Dankenswerterweise mochte Hye-ja Kim, die ja nun keine junge Dame mehr ist, gern an unterschiedlichen Orten arbeiten und herumfahren. Sorgen bereitete mir auch noch, dass beim vielen Herumkutschieren ein Autounfall passieren könnte. Doch zum Glück gab es, von kleineren Vorfällen abgesehen, keine größeren Unfälle oder Verletzungen beim Dreh.
Da im ganzen Land mit großem Tempo Neubauten entstehen, kann es vorkommen, dass ein Drehort, den man vor Beginn der Aufnahmen mal ausgesucht hat, dann ein, zwei Monate später schon ganz anders aussieht – das war ein Problem.

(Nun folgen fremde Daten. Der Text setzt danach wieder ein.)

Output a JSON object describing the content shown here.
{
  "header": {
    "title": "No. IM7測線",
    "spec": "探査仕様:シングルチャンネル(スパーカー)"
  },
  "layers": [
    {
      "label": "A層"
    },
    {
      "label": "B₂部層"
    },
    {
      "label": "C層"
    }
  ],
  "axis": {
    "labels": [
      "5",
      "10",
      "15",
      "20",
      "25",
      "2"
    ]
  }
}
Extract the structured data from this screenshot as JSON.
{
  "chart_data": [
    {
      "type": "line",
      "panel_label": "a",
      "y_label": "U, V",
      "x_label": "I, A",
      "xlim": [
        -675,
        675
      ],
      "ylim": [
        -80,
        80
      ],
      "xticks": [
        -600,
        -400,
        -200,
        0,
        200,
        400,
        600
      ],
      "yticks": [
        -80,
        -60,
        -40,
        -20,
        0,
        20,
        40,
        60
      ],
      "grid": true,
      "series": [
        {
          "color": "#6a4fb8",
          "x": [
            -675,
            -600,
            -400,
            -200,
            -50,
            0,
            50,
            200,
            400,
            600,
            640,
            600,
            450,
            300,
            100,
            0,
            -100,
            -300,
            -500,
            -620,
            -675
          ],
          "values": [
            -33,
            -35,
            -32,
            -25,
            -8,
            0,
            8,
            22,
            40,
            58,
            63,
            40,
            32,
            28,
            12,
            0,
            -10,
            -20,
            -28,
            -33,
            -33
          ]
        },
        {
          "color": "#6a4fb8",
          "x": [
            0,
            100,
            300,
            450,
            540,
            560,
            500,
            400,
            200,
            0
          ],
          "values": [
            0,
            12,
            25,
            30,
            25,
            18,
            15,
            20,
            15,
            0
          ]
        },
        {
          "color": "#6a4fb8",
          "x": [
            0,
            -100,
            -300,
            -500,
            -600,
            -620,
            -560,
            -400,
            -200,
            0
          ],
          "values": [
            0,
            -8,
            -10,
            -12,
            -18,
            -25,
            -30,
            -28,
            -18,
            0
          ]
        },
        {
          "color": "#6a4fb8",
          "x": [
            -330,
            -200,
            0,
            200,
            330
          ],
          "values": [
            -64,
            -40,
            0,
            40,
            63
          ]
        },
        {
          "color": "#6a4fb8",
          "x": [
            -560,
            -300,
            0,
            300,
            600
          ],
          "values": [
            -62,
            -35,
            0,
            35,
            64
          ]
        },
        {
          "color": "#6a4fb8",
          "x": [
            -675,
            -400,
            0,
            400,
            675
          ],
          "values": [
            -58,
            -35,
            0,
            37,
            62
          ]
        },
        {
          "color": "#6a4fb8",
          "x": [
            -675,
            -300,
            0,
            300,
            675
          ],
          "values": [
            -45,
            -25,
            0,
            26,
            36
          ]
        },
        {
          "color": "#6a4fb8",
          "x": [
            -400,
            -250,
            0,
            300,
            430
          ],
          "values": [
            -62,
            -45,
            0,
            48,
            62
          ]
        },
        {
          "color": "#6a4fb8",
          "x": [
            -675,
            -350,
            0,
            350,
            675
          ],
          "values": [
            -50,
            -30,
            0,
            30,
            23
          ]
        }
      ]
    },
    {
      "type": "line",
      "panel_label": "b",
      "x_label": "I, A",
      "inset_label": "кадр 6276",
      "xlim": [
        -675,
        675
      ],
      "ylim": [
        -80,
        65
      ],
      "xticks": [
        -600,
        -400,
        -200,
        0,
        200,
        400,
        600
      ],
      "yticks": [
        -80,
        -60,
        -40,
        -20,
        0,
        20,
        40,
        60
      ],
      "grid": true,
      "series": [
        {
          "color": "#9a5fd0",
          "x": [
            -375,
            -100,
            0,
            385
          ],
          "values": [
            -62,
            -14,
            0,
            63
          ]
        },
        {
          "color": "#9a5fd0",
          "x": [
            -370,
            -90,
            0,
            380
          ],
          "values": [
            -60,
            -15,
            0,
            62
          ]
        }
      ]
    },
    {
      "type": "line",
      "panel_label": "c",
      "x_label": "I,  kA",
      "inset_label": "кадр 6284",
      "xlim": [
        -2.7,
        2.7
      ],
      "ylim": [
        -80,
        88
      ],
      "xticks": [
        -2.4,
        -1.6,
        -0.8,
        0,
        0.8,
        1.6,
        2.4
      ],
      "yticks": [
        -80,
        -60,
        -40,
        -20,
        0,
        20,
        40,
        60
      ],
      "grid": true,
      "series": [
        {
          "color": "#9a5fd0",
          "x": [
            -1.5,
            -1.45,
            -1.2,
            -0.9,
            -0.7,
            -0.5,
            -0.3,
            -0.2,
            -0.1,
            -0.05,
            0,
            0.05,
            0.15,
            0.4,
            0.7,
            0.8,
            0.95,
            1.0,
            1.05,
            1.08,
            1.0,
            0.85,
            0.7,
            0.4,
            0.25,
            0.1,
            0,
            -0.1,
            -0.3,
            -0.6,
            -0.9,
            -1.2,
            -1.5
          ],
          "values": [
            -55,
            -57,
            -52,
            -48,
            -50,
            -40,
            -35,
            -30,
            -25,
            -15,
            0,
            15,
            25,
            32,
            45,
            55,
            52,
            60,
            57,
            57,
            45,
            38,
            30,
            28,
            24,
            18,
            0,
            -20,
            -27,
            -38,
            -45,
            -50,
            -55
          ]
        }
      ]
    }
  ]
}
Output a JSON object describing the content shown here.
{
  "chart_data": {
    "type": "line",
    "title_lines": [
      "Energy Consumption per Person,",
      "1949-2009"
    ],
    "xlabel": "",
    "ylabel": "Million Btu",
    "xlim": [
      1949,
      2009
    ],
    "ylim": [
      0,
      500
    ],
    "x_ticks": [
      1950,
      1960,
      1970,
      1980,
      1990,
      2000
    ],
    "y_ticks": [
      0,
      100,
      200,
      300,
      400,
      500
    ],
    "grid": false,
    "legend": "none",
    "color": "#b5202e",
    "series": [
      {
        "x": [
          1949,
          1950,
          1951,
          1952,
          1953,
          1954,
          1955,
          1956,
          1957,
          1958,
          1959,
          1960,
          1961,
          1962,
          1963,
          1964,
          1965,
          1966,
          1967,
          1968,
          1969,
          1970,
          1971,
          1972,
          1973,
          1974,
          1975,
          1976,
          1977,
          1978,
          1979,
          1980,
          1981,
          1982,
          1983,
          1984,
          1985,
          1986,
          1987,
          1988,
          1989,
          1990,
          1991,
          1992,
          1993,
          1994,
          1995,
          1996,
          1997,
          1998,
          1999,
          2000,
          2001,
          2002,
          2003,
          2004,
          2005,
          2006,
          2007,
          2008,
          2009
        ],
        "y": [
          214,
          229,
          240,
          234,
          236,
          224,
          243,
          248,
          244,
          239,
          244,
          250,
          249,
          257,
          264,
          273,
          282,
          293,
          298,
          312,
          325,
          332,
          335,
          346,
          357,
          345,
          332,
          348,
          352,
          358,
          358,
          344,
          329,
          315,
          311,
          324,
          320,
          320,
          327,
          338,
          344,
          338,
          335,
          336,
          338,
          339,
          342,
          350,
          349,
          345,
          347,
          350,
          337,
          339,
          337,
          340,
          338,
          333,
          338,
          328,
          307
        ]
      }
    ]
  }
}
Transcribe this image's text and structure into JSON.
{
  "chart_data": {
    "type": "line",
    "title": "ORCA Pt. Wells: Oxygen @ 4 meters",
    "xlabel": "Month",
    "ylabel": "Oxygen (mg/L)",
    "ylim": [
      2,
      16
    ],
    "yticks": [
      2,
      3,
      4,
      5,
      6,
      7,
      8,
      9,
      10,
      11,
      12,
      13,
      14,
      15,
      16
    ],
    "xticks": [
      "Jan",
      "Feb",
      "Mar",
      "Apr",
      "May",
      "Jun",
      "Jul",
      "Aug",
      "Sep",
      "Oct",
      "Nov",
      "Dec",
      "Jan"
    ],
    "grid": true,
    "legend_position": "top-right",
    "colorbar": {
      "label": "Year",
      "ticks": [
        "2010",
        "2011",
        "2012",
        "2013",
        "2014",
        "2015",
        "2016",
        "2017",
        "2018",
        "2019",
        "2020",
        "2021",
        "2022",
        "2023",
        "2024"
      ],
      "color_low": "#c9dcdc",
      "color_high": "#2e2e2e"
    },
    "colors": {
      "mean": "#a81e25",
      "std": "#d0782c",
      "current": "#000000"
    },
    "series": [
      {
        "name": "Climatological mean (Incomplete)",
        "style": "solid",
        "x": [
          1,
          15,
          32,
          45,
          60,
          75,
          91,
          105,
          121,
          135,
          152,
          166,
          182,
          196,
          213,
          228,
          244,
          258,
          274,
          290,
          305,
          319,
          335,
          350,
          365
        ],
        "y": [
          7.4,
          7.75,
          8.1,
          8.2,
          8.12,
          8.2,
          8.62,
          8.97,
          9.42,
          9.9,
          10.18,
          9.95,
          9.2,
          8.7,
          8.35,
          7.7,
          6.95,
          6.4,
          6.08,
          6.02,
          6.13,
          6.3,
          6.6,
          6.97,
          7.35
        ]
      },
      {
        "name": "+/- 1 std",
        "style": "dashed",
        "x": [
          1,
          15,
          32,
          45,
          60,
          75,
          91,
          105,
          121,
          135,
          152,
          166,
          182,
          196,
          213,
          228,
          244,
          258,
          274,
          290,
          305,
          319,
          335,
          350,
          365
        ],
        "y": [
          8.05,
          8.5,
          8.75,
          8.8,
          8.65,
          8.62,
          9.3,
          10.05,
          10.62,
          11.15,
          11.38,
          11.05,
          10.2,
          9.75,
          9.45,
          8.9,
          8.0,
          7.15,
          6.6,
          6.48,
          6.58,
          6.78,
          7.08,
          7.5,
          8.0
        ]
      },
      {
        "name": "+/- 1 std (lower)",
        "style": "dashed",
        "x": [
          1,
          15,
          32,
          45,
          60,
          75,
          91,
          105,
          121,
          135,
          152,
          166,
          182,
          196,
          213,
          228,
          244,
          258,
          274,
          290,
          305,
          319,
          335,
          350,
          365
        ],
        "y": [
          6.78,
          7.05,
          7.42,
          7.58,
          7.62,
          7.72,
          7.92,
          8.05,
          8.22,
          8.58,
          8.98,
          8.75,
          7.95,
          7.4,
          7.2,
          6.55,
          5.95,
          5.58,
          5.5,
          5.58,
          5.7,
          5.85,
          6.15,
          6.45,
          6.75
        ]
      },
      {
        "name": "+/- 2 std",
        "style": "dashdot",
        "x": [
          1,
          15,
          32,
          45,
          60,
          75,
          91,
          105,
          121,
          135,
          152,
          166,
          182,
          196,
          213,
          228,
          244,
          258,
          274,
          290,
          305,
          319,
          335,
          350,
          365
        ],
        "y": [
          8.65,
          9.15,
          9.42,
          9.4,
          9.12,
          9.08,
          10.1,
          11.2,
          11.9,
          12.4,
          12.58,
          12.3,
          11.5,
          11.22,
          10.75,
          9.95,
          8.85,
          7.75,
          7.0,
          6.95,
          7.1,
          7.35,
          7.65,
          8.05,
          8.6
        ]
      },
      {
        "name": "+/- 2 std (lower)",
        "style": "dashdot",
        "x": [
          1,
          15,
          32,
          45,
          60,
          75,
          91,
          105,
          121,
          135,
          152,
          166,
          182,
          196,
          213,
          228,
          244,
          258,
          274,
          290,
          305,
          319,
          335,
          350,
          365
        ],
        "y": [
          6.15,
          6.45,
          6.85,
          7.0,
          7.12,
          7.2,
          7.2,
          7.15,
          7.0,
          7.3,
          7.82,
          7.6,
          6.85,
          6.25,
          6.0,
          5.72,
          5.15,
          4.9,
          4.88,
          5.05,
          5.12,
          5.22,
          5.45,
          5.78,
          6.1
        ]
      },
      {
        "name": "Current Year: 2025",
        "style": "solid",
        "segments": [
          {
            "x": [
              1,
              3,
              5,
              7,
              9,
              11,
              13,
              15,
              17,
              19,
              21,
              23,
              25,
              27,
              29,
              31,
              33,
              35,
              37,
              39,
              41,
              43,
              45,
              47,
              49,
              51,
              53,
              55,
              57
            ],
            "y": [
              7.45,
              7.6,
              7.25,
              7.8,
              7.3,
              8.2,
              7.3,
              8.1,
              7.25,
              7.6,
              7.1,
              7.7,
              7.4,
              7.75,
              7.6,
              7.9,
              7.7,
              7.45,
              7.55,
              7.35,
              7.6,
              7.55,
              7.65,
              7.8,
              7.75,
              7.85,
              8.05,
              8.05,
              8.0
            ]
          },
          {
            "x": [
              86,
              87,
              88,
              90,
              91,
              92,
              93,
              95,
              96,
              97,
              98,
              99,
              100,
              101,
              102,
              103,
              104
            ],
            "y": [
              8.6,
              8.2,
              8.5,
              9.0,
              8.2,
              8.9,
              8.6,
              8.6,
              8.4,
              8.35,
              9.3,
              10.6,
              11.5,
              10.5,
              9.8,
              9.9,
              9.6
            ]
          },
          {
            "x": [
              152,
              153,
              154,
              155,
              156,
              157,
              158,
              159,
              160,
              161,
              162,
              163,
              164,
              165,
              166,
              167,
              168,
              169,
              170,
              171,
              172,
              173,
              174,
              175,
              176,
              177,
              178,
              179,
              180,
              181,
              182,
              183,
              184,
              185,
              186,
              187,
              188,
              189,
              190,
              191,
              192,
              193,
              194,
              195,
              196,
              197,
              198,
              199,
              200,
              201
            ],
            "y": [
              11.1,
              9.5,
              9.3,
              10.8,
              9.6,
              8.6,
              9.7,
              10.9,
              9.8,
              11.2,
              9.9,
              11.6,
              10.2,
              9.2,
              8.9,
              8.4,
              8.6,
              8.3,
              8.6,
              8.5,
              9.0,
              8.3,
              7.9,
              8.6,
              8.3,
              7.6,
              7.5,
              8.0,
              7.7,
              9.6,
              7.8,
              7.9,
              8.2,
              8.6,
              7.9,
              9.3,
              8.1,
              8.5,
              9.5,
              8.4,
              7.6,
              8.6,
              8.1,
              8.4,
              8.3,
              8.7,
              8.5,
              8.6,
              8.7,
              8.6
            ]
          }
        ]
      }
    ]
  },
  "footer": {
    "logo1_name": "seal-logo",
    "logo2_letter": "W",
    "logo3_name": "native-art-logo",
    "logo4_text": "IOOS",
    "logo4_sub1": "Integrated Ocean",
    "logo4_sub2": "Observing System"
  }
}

Außerdem kam es vor, dass eine zuvor gegebene Dreherlaubnis dann doch nicht genehmigt wurde. Aber letztlich klappte es, zu 99% wurde vor Ort gedreht, nicht im Studio oder mit Computergrafik.

Welches Konzept gab es für die Gestaltung der Kostüme?
Joon-ho Bong: Es ist die Geschichte einer Mutter, und zu Beginn sieht die Mutter aus wie jede andere normale Mama. Aber später im Film macht sie eine extreme Veränderung durch, und die Gestaltung der Kostüme musste sich ganz nach der Persönlichkeit der Mutter richten. Ob es nun ihre Gedanken sein mochten, oder ihr Charakter – welche Farbe kann das am besten ausdrücken? Der Raum, in dem sie ist, die Kleidung, die sie trägt, das waren Fragen, über die wir uns am meisten Gedanken gemacht und mit der Ausstatterin Ryu Seong-hie heftig diskutiert haben.

Und die Musik?
Joon-ho Bong: Der musikalische Leiter Lee Byung-woo ist auch jemand, den ich schon seit meiner High-School-Zeit bewundere. Er ist ein so berühmter Gitarrist, und ich war sein Fan, seit er im Duo ‘Etteonnal’ spielte. So war es aufregend und wunderbar, mit ihm zu arbeiten, und da wir ja bei The Host und Tokio! bereits zusammengewirkt haben, klappte die Zusammenarbeit auch bei Mother gut. Ich mag seine Musik nicht nur in meinen, sondern auch in allen anderen Filmen, bei denen er dabei war.

Haben Sie wieder selber Storyboards gezeichnet?
Joon-ho Bong: Das mache ich immer. Meiner Meinung nach ist der Aufbau der Szene die wichtigste Aufgabe des Regisseurs. Ich könnte Storyboard-Zeichner engagieren, aber oft ist es schwierig, etwas zu erklären, und obwohl meine Hände schmerzen, bekomme ich akkuratere, bessere Resultate, wenn ich es selber mache. Bei The Host habe ich den Drama-Part gezeichnet, und den Monster-Part übernahm ein anderer Künstler. Aber die Storyboard für meine anderen Filme stammen komplett von mir.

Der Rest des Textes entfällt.